Mahnaktion für Flüchtlinge Für fünf Minuten eingesperrt im Schlepper-LKW
Wie sich Flucht anfühlt? Eine Aktion in Bochum hat das Freiwillige spüren lassen. Sie wurden mit 70 anderen in einen LKW gepfercht. Auch unser Reporter Sebastian Auer hat sich einschließen lassen.
Grausam, elendig, unvorstellbar. Die Reaktionen auf 71 Flüchtlinge, die vergangene Woche in einem Kühllastwagen auf der österreichischen Autobahn erstickt sind, waren einstimmig. Aber so unvorstellbar muss das Schicksal der Flüchtlinge gar nicht sein. Zusammen mit Künstlern vom Schauspielhaus Bochum hat Spediteur Gerard Graf die Fluchtbedingungen mit einer Aktion am Dienstag erlebbar gemacht.

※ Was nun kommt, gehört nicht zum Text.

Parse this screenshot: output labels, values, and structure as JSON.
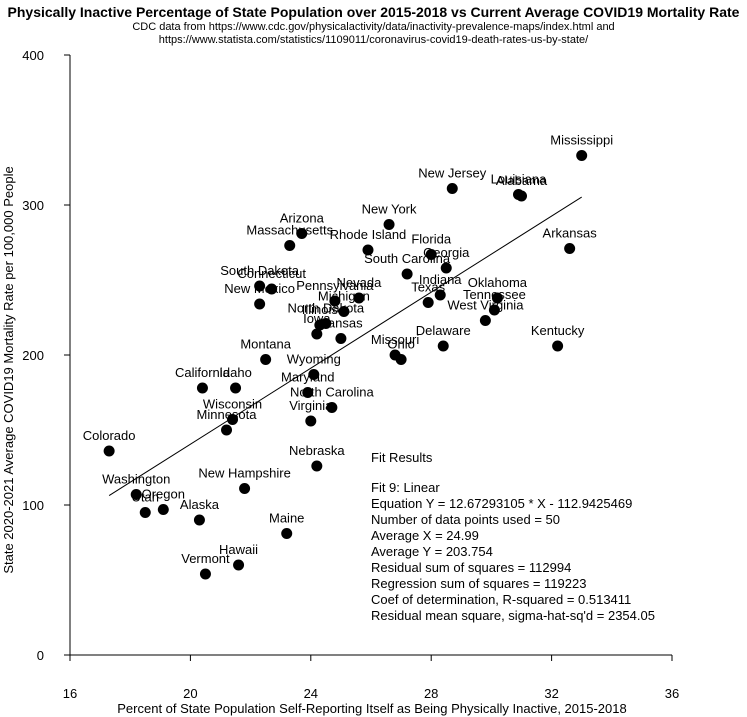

Sechs Meter lang, zweieinhalb Meter breit - in seinem Fuhrpark hat Spediteur Graf viele LKWs, die baugleich mit dem der toten Flüchtlinge sind. Eigentlich transportiert er damit täglich Waren, am Dienstagabend stellte er einen der Wagen auf den Platz vor dem Bochumer Schauspielhaus. Wer den Mut hatte, konnte sich wie unser Reporter Sebastian Auer zusammen mit 70 anderen Menschen einsperren lassen.
"Ich stand relativ weit hinten in der Ladefläche. Da war es schon ziemlich dunkel, obwohl vorne an der Laderampe die Tür noch gar nicht zu war. Ab dem Moment dauerte es dann nur ganz wenige Augenblicke bis es sehr warm wurde. Du fingst an zu schwitzen und es wurde richtig, richtig stickig."
Sebastian Auer
Mit ihm zusammen haben sich 200 Interessierte die Aktion angesehen, schätzt Sebastian. Auch Vanessa wollte die Fluchtbedingungen besser verstehen. Im Laster war ihr war vor allem die Nähe zu fremden Menschen unangenehm: "Das war sehr beängstigend, dass man mit so vielen fremden Menschen auf so engstem Raum ist. Man hört sie, man fühlt sie, man spürt sie, man riecht sie..."
Nach fünf Minuten öffneten sich die Türen wieder, die während der Aktion eigentlich nie vollständig geschlossen wurden. Für Sebastian Auer reichte aber schon das: "Ich muss ehrlich sagen, ich hätte nicht gedacht, dass die Luft in so einem LKW so schnell verbraucht ist. Ich kann mir immer noch nicht vorstellen, wie Menschen auf ihrer Flucht da stundenlang drin sind."
Die provokante Aktion löste im Vorfeld einige Proteste aus. Den Vorwurf der Pitetätlosigkeit der Performance kann Sebastian Auer im Nachhinein aber nicht verstehen.
"Der Veranstalter hat die richtigen Worte gefunden. Auf dem Platz lagen auch Rosen ausgebreitet, die nochmal an die Opfer vor einer Woche erinnerten. Es war auf jeden Fall eine richtig krasse Aktion. Aber so etwas braucht es vielleicht auch einfach, damit man realisiert, was da eigentlich jeden Tag passiert und wie groß die Not ist."